Pensar design e RH

Mudança de comportamento ou novos comportamentos?

 O foco na mudança de comportamento deve ser orientado para a aprendizagem de novos comportamentos.

Numa estrutura tradicional os recursos humanos tem como um dos seus objectivos integrar a formação na actividade profissional dos colaboradores da organização.

Em tempo de mudança é necessário que não o deixe de fazer.

Cientes de que um comportamento aprendido é moldado por uma abordagem intrínseca e por motivações evasivas, à medida que mudam os estímulos assim muda o comportamento, os RH devem facilitar essa aprendizagem alinhada com a estratégia da empresa ou organização.

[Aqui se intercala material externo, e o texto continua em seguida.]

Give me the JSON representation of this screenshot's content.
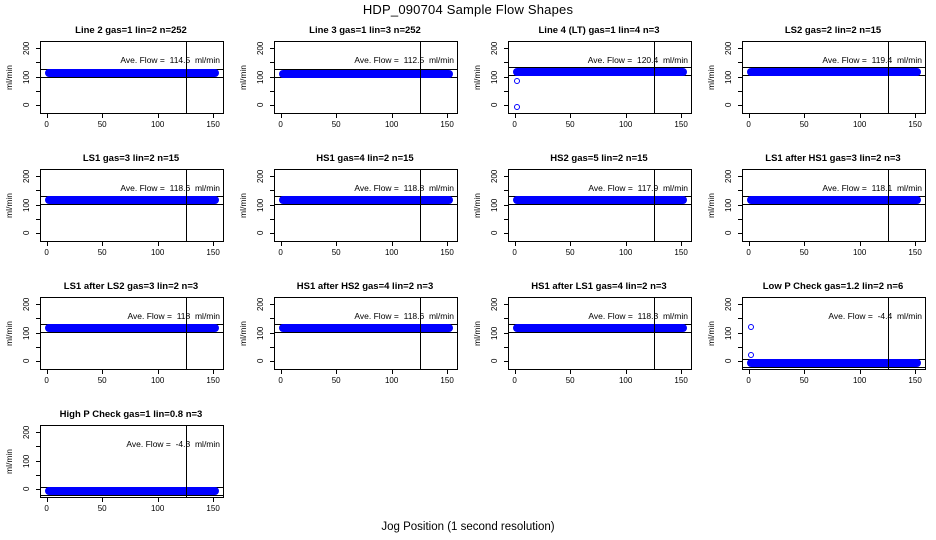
{
  "figure": {
    "title": "HDP_090704  Sample Flow Shapes",
    "xlabel": "Jog Position (1 second resolution)"
  },
  "chart_data": {
    "type": "scatter",
    "title": "HDP_090704  Sample Flow Shapes",
    "xlabel": "Jog Position (1 second resolution)",
    "ylabel": "ml/min",
    "x_ticks": [
      0,
      50,
      100,
      150
    ],
    "y_ticks_all": [
      0,
      50,
      100,
      150,
      200
    ],
    "y_ticks_labeled": [
      0,
      100,
      200
    ],
    "xlim": [
      -6,
      158
    ],
    "ylim": [
      -25,
      225
    ],
    "grid": false,
    "point_color": "#0000FF",
    "vline_x": 125,
    "band_x_range": [
      0,
      152
    ],
    "ref_line_offset": 10,
    "panels": [
      {
        "title": "Line 2 gas=1 lin=2 n=252",
        "gas": 1,
        "lin": 2,
        "n": 252,
        "ave_flow": 114.5,
        "annotation": "Ave. Flow =  114.5  ml/min",
        "outliers": []
      },
      {
        "title": "Line 3 gas=1 lin=3 n=252",
        "gas": 1,
        "lin": 3,
        "n": 252,
        "ave_flow": 112.5,
        "annotation": "Ave. Flow =  112.5  ml/min",
        "outliers": []
      },
      {
        "title": "Line 4 (LT) gas=1 lin=4 n=3",
        "gas": 1,
        "lin": 4,
        "n": 3,
        "ave_flow": 120.4,
        "annotation": "Ave. Flow =  120.4  ml/min",
        "outliers": [
          {
            "x": 2,
            "y": 85
          },
          {
            "x": 2,
            "y": -5
          }
        ]
      },
      {
        "title": "LS2 gas=2 lin=2 n=15",
        "gas": 2,
        "lin": 2,
        "n": 15,
        "ave_flow": 119.4,
        "annotation": "Ave. Flow =  119.4  ml/min",
        "outliers": []
      },
      {
        "title": "LS1 gas=3 lin=2 n=15",
        "gas": 3,
        "lin": 2,
        "n": 15,
        "ave_flow": 118.6,
        "annotation": "Ave. Flow =  118.6  ml/min",
        "outliers": []
      },
      {
        "title": "HS1 gas=4 lin=2 n=15",
        "gas": 4,
        "lin": 2,
        "n": 15,
        "ave_flow": 118.8,
        "annotation": "Ave. Flow =  118.8  ml/min",
        "outliers": []
      },
      {
        "title": "HS2 gas=5 lin=2 n=15",
        "gas": 5,
        "lin": 2,
        "n": 15,
        "ave_flow": 117.9,
        "annotation": "Ave. Flow =  117.9  ml/min",
        "outliers": []
      },
      {
        "title": "LS1 after HS1 gas=3 lin=2 n=3",
        "gas": 3,
        "lin": 2,
        "n": 3,
        "ave_flow": 118.1,
        "annotation": "Ave. Flow =  118.1  ml/min",
        "outliers": []
      },
      {
        "title": "LS1 after LS2 gas=3 lin=2 n=3",
        "gas": 3,
        "lin": 2,
        "n": 3,
        "ave_flow": 118,
        "annotation": "Ave. Flow =  118  ml/min",
        "outliers": []
      },
      {
        "title": "HS1 after HS2 gas=4 lin=2 n=3",
        "gas": 4,
        "lin": 2,
        "n": 3,
        "ave_flow": 118.6,
        "annotation": "Ave. Flow =  118.6  ml/min",
        "outliers": []
      },
      {
        "title": "HS1 after LS1 gas=4 lin=2 n=3",
        "gas": 4,
        "lin": 2,
        "n": 3,
        "ave_flow": 118.3,
        "annotation": "Ave. Flow =  118.3  ml/min",
        "outliers": []
      },
      {
        "title": "Low P Check gas=1.2 lin=2 n=6",
        "gas": 1.2,
        "lin": 2,
        "n": 6,
        "ave_flow": -4.4,
        "annotation": "Ave. Flow =  -4.4  ml/min",
        "outliers": [
          {
            "x": 2,
            "y": 120
          },
          {
            "x": 2,
            "y": 22
          }
        ]
      },
      {
        "title": "High P Check gas=1 lin=0.8 n=3",
        "gas": 1,
        "lin": 0.8,
        "n": 3,
        "ave_flow": -4.3,
        "annotation": "Ave. Flow =  -4.3  ml/min",
        "outliers": []
      }
    ]
  }
}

Não é possível aprender um comportamento complexo de uma vez. Em vez disso, o processo deve ser construído ao longo do tempo por peças simples.

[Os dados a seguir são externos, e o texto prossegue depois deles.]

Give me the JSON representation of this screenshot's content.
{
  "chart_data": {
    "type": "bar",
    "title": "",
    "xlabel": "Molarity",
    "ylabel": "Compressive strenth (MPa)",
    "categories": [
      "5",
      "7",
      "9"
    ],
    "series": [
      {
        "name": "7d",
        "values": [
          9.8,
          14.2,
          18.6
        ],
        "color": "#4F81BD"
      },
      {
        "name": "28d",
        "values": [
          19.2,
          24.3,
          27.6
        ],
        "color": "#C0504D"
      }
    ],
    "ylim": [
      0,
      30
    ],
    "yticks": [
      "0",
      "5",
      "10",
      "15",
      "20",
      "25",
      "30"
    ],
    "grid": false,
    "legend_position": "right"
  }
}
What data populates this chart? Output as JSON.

Qualquer novo comportamento é difícil de concretizar.

Os colaboradores receiam mostrar os seus resultados. Um clima facilitador torna-se urgente e a utilização de “empowerment” do riso ou humor torna-se útil. Fazer os outros rir e rir de si próprio sem nunca rir dos outros. Existem algumas técnicas para dar poder ao humor.

Nem sempre as “regras” e a “moral” são aliadas da aprendizagem.

Um resguardo desse ambiente pode promover criatividade. A criatividade não é só de alguns, ela precisa é, de um meio ambiente favorável, para se desenvolver, qual colónia de bactérias. Também a aprendizagem necessita de um meio rico que pode ser implementado pelos RH. Não basta um lanche de confraternização, é necessário um banquete de motivação.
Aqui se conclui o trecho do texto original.